On March 18, 2019, Democratic 2020 nominee Cory Booker vowed to reverse Donald Trump's ban on transgender individuals serving in the military if elected.

During his 2020 presidential campaign, Mike Bloomberg pledged to reverse the ban on transgender individuals in the military.
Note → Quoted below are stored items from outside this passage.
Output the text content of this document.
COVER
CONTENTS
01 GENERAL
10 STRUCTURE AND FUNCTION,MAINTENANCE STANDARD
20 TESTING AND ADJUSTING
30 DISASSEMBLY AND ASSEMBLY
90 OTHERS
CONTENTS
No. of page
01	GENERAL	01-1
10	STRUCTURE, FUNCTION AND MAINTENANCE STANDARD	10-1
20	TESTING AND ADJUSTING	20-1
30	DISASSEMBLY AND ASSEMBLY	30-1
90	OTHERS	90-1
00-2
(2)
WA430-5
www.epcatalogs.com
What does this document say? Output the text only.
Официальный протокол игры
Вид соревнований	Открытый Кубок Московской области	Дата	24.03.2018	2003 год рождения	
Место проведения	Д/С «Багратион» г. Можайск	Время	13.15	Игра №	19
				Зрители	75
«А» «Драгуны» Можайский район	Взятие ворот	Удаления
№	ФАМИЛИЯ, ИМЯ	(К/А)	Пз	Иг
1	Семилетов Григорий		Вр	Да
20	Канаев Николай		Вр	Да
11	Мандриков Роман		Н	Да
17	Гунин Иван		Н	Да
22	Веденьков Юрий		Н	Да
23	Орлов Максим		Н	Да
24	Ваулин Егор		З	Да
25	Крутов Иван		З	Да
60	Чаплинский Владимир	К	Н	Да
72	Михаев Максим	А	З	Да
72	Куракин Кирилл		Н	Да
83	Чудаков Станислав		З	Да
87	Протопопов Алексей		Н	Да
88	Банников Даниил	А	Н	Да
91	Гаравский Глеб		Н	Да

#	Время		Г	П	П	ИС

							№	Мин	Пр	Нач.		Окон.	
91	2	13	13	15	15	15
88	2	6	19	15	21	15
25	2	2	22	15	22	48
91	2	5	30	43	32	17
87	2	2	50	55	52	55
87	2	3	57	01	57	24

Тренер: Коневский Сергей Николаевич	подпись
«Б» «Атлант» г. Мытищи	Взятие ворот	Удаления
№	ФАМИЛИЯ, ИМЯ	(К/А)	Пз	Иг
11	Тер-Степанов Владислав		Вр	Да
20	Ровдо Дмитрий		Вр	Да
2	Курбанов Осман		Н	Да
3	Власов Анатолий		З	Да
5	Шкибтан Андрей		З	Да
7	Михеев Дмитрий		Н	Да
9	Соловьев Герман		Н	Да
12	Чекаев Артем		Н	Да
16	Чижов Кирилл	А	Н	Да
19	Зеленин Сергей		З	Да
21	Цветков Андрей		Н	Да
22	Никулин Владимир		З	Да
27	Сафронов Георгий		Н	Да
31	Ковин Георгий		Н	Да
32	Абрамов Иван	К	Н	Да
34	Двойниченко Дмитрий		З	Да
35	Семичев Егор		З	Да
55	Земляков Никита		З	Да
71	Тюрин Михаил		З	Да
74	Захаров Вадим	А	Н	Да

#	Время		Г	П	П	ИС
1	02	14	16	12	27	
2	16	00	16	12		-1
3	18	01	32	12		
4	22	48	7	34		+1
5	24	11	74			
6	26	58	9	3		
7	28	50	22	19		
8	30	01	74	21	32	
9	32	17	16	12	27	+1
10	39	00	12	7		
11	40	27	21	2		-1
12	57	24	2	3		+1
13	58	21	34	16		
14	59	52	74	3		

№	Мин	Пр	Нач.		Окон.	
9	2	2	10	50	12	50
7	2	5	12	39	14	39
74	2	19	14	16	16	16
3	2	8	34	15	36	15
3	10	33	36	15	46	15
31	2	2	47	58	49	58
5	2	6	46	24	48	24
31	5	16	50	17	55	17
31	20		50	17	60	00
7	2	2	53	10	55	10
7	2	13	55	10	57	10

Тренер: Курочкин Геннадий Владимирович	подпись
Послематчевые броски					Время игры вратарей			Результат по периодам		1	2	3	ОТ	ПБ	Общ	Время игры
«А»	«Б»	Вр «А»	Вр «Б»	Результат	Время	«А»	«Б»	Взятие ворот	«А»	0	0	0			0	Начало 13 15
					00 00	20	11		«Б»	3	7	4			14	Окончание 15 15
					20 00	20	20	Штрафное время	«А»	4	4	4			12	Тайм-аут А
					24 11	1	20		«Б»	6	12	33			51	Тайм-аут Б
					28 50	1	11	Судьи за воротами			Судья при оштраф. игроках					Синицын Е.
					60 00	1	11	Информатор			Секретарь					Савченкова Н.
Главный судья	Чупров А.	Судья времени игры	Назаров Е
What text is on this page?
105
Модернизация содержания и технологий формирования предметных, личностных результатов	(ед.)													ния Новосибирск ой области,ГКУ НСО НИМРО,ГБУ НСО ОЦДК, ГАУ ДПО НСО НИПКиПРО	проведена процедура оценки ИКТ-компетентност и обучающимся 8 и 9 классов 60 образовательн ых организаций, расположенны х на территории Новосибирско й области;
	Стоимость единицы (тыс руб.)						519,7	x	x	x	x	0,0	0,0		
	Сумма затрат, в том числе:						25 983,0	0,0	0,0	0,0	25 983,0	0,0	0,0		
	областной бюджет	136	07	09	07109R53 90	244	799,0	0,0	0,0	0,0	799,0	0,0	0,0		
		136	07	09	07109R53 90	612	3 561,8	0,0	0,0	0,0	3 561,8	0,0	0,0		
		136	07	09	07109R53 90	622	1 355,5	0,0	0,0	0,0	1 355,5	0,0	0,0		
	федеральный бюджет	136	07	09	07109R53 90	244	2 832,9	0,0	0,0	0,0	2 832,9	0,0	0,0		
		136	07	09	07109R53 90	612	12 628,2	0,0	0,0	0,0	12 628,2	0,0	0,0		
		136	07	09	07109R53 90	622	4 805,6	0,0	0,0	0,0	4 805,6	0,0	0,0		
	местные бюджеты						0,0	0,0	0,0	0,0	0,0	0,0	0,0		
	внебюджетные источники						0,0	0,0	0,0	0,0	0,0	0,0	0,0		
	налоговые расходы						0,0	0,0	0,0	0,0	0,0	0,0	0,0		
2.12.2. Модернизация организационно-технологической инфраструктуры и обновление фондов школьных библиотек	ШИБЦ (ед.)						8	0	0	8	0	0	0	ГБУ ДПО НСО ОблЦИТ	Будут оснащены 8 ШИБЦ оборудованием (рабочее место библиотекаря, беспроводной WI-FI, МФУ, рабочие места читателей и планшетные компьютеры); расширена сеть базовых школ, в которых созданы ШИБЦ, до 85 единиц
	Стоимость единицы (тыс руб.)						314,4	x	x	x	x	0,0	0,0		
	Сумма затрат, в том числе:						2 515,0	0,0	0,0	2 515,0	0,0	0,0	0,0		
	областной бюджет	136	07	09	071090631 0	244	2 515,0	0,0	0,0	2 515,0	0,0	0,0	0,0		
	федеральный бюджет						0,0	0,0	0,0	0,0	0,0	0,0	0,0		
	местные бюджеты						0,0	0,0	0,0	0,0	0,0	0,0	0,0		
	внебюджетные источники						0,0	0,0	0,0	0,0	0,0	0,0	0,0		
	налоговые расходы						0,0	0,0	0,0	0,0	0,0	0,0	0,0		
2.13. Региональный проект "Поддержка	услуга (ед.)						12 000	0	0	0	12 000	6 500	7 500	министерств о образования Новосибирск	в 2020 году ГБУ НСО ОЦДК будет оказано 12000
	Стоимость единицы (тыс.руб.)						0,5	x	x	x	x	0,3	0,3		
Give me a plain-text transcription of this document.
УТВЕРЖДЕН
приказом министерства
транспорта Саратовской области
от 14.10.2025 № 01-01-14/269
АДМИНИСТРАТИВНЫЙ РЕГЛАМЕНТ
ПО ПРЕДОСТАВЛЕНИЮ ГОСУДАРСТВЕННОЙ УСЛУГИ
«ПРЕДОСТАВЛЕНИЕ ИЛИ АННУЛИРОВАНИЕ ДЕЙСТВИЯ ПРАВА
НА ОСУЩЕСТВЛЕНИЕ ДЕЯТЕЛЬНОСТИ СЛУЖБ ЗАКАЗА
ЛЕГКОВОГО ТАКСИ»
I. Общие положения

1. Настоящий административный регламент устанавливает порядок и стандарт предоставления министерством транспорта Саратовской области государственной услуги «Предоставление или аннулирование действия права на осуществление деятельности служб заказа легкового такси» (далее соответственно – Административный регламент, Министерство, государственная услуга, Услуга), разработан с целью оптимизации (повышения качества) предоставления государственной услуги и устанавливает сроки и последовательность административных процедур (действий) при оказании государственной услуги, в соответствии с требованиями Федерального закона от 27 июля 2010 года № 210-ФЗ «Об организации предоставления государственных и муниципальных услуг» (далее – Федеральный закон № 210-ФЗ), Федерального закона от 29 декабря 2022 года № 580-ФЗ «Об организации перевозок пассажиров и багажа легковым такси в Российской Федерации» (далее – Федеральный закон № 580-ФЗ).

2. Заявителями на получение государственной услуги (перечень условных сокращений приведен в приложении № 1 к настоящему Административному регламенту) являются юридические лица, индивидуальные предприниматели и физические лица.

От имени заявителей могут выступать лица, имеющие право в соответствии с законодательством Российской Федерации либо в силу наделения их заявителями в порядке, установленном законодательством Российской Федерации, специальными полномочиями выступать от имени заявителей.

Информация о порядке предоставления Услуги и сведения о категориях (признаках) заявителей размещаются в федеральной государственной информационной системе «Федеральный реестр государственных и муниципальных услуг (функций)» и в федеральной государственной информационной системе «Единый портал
In September 2020, Democratic nominee Joe Biden promised he would reverse the ban. When asked about "the rights of transgender people, banning them from military service" in a televised townhall on October 15, 2020, Biden replied, "I would just flat-out change the law. I would eliminated [Trump's] executive orders, number one."

=== Lawsuits ===
Four lawsuits challenging Directive-type Memorandum-19-004 yielded no judicial remedies:

- Jane Doe v. Trump
- Stone v. Trump
- Karnoski v. Trump
- Stockman v. Trump

The decision by the Supreme Court to stay preliminary injunctions in the cases Karnoski v. Trump and Stockman v. Trump suggested the justices would likely uphold the ban in a ruling.

=== House Resolution ===
On March 28, 2019, the House of Representatives passed with 238 yeas, 185 nays, 1 present, and 8 not voting. The resolution was a non-binding resolution expressing opposition to banning service in the Armed Forces by openly transgender individuals.

==Opinion polling==

| Date(s) conducted | Support ban | Oppose ban | Don't know / NA | Margin of error | Sample | Conducted by | Polling type |
| January 22, 2024 – January 27, 2024 | 28% | 50% | 22% | 2.9% | 2,000 U.S. adult citizens | YouGov Survey | Web-based interviews |
| 30% | 47% | 23% |
| May 15, 2019 – May 30, 2019 | 26% | 71% | 2% | 4% | 1,017 adults | Gallup | Telephone |
| April 9, 2019 – April 20, 2019 | 32% | 63% | 5% | 3.5% | 1,100 adults | PRRI | Landline and cellphone |
| January 25, 2019 – February 16, 2019 | 24% | 59% | 8% | 2% | 8,823 adults | Reuters / Ipsos | Online |
| January 25, 2019 – January 28, 2019 | 22% | 70% | 8% | 3.1% | 1,004 voters | Quinnipiac University Poll | Online |
| January 25, 2019 – January 26, 2019 | 41% | 59% |  | 3.7% | 1,000 registered voters | The Hill / HarrisX | Live interviewers call landlines and cell phones |
| January 22, 2019 – January 23, 2019 | 44% | 43% |  | 13% | 1,000 registered voters | Rasmussen Reports | Likely voters |
| March 25, 2018 – March 27, 2018 | 34% | 49% | 13% | 3.4% | 1,500 adults | The Economist / YouGov Poll | Web-based interviews |
| 34% | 48% | 18% |
| December 14, 2017 – December 17, 2017 | 23% | 73% | 5% | 3.6% | 1,001 adults | CNN / ssrs | Live interviewers call landlines and cell phones |
| August 2, 2017 – August 8, 2017 | 30% | 64% | 6% | 2.7% | 2,024 adults | PRRI | Landline and cellphone |
| July 27, 2017 – August 1, 2017 | 27% | 68% | 5% | 3.4% | 1,125 voters | Quinnipiac University Poll | Live interviewers call landlines and cell phones |
| July 27, 2017 – July 29, 2017 | 21% | 68% | 11% | 2% | 1,972 registered voters | Morning Consult National Tracking Poll Archived October 22, 2020, at the Wayback Machine | Online |
| July 26, 2017 – July 28, 2017 | 27% | 58% | 16% | 3.2% | 1,249 adults | IPSOS / REUTERS POLL DATA Archived August 16, 2017, at the Wayback Machine | Online |
| July 26, 2017 – January 27, 2017 | 44% | 45% | 11% | 3% | 1,000 registered voters | Rasmussen Reports | Likely voters |

==Repeal and inclusion==
On January 25, 2021, U.S. President Joe Biden signed Executive Order 14004, which ended the transgender military ban. Despite immediately revoking the 2017 and 2018 presidential memorandums which aided the instruction, the DoD is not required to repeal the Instruction until after holding consultation with the Joint Chiefs of Staff. The DoD announced gender inclusion at the end of March 2021.